Metamorphic software is famous for changing the internal structure of the code while keeping the functionality same. In order to escape the signature detection along with some advanced detection techniques, many malware writers have used metamorphism as the means. On the other hand, code morphing technique increases the diversity of the software which is considered to be a potential security advantage. In our paper, we have developed a metamorphic code generator based on the LLVM framework. The architecture of LLVM has a three-phase compiler design which includes the front end, the optimizer and the back end. It also gives assistance to various source languages and designs which can be considered as a target.
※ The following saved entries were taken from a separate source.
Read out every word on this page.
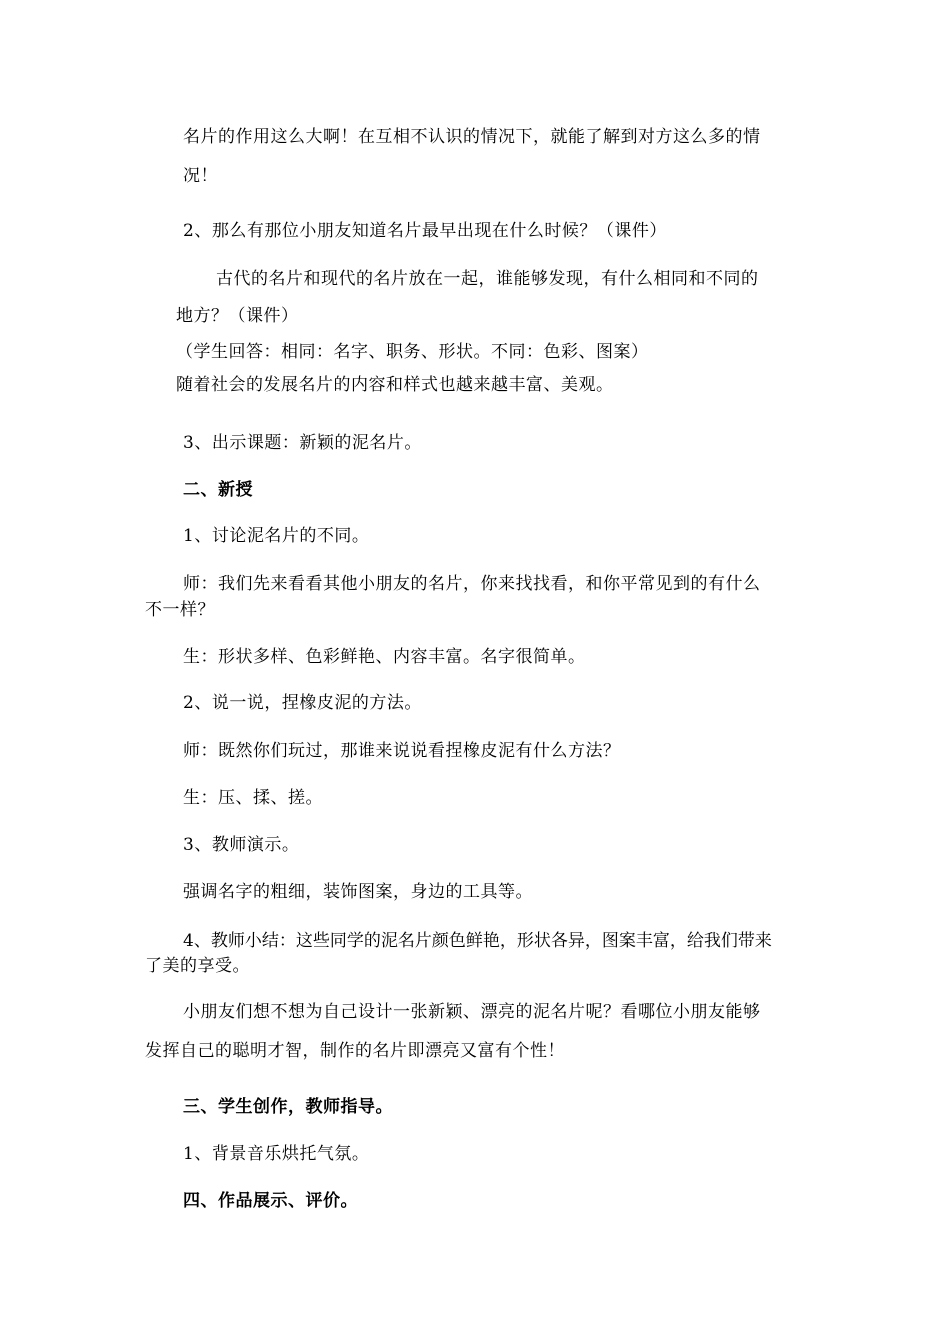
名片的作用这么大啊！在互相不认识的情况下，就能了解到对方这么多的情
况！
2、那么有那位小朋友知道名片最早出现在什么时候？（课件）
古代的名片和现代的名片放在一起，谁能够发现，有什么相同和不同的
地方？（课件）
（学生回答：相同：名字、职务、形状。不同：色彩、图案）
随着社会的发展名片的内容和样式也越来越丰富、美观。
3、出示课题：新颖的泥名片。
二、新授
1、讨论泥名片的不同。
师：我们先来看看其他小朋友的名片，你来找找看，和你平常见到的有什么
不一样？
生：形状多样、色彩鲜艳、内容丰富。名字很简单。
2、说一说，捏橡皮泥的方法。
师：既然你们玩过，那谁来说说看捏橡皮泥有什么方法？
生：压、揉、搓。
3、教师演示。
强调名字的粗细，装饰图案，身边的工具等。
4、教师小结：这些同学的泥名片颜色鲜艳，形状各异，图案丰富，给我们带来
了美的享受。
小朋友们想不想为自己设计一张新颖、漂亮的泥名片呢？看哪位小朋友能够
发挥自己的聪明才智，制作的名片即漂亮又富有个性！
三、学生创作，教师指导。
1、背景音乐烘托气氛。
四、作品展示、评价。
LLVM Intermediate Representation(IR) is the most important aspect of LLVM that uses a common IR bytecode within its optimizer. As a result of this, the compilation process of LLVM can transform any high-level language to its IR bytecode. The metamorphic code generator that we have developed works at this IR bytecode level. Leveraging on the dead code obfuscation technique from the previous research, we have implemented a much more difficult technique of instruction substitution at the IR bytecode level. Hence this paper discusses the implementation of obfuscation techniques like dead code insertion, subroutine reordering, and instruction substitution. The effectiveness of these techniques have been tested by using the Hidden Markov Model.